Po przesłuchaniu oryginalnego wydania mono naszła mnie chęć na ponowny rzut uchem na MFSL. I dobrze bo to jednak jest fajne wydanie. Lepszy, czystszy mix choć brakuje miejscami basu. No i jednak OG mono to jakiś szpan - choć i mofikiem można także poszpanować i zyskać punkty szacunu na kolekcjonerskiej dzielnicy.
Tak, za drugim razem bardziej doceniam to wydanie. A co dopiero jakbym miał lepszą igłę i nowszą (a nie ponadroczną) ? Już teraz mi się nawet podoba to, co słyszę! Na swój sposób ma to urok i może nawet brzmi lepiej od oryginału. A na pewno mniej hałasuje.
Czuć, że to inne nagrania, inne miksy.
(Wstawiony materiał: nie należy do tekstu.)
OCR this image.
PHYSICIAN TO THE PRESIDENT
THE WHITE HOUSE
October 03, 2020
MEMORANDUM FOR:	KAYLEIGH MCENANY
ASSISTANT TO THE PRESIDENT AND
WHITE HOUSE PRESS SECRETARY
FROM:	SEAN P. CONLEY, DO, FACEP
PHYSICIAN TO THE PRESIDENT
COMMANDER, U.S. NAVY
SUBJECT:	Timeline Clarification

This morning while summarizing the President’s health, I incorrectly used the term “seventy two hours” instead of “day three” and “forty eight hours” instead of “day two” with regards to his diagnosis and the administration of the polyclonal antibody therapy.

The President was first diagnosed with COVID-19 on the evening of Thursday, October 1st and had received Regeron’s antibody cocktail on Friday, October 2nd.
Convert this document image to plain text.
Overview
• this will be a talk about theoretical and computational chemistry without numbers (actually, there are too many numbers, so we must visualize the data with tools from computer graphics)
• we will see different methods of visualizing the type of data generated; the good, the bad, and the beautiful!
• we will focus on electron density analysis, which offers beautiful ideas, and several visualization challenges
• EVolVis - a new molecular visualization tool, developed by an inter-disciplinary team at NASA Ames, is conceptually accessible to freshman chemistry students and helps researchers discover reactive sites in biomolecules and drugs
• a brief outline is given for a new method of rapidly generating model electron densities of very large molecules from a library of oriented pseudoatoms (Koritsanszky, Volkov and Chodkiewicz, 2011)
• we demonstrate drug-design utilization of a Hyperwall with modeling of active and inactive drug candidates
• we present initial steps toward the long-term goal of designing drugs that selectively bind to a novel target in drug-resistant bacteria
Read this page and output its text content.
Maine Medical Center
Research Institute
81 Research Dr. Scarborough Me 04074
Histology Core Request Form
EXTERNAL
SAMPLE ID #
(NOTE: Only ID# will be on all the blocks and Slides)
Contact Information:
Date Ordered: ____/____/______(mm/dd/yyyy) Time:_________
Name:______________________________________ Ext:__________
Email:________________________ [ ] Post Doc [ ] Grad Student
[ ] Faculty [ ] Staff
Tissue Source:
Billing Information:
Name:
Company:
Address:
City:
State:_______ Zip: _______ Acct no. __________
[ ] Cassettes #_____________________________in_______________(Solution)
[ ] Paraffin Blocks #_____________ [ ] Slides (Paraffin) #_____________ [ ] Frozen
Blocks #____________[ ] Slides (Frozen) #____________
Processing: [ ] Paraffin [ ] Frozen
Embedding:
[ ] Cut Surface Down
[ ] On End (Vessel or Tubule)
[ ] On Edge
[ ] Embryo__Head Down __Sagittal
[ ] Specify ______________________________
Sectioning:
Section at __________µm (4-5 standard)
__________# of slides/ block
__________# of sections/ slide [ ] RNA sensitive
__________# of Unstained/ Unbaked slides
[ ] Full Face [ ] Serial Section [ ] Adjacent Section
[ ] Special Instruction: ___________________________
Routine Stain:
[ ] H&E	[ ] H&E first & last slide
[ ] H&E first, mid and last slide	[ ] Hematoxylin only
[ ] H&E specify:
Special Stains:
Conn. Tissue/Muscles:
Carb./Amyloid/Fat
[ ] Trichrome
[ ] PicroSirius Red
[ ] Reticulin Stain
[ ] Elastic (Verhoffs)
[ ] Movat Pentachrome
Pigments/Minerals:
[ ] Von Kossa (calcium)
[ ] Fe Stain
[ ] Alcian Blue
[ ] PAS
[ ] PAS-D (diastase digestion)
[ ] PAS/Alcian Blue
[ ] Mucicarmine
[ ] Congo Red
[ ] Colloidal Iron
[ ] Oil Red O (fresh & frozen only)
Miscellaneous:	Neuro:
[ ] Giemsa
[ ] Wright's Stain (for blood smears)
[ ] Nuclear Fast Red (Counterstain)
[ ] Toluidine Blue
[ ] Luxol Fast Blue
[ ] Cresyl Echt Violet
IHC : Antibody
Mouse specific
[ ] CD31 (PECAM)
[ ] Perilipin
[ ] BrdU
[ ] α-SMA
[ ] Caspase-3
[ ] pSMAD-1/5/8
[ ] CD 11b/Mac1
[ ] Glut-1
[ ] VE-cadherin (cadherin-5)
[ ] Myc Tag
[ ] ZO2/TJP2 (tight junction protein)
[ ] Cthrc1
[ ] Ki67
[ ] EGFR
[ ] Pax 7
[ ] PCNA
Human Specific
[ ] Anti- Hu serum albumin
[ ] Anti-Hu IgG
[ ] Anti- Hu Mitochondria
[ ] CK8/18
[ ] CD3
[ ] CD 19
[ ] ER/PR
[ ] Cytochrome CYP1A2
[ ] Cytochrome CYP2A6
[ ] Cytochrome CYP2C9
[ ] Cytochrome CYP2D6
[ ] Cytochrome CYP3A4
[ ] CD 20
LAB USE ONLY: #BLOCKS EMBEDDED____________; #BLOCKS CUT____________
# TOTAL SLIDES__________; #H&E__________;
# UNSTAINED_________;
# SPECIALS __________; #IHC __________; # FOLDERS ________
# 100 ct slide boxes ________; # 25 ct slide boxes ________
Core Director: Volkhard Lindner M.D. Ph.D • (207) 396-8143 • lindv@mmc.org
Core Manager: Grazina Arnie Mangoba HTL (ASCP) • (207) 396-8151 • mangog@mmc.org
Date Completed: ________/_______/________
Czuć tę czystość. A ja pisałem, żeby MFSL żarli gruz... Może za szybko? Przynajmniej umiem przeprosić. Tak więc przepraszam. Zobaczymy, co będzie dalej.
Korekta wyniku:
3 - 4
Jednak MFSL zasłużył na punkt. Powinienem jeszcze zrewidować sobie Please Please Me i With The Beatles. Help! w wersji UK leci trzeci raz z rzędu (2x MFSL i 1x oryginał mono).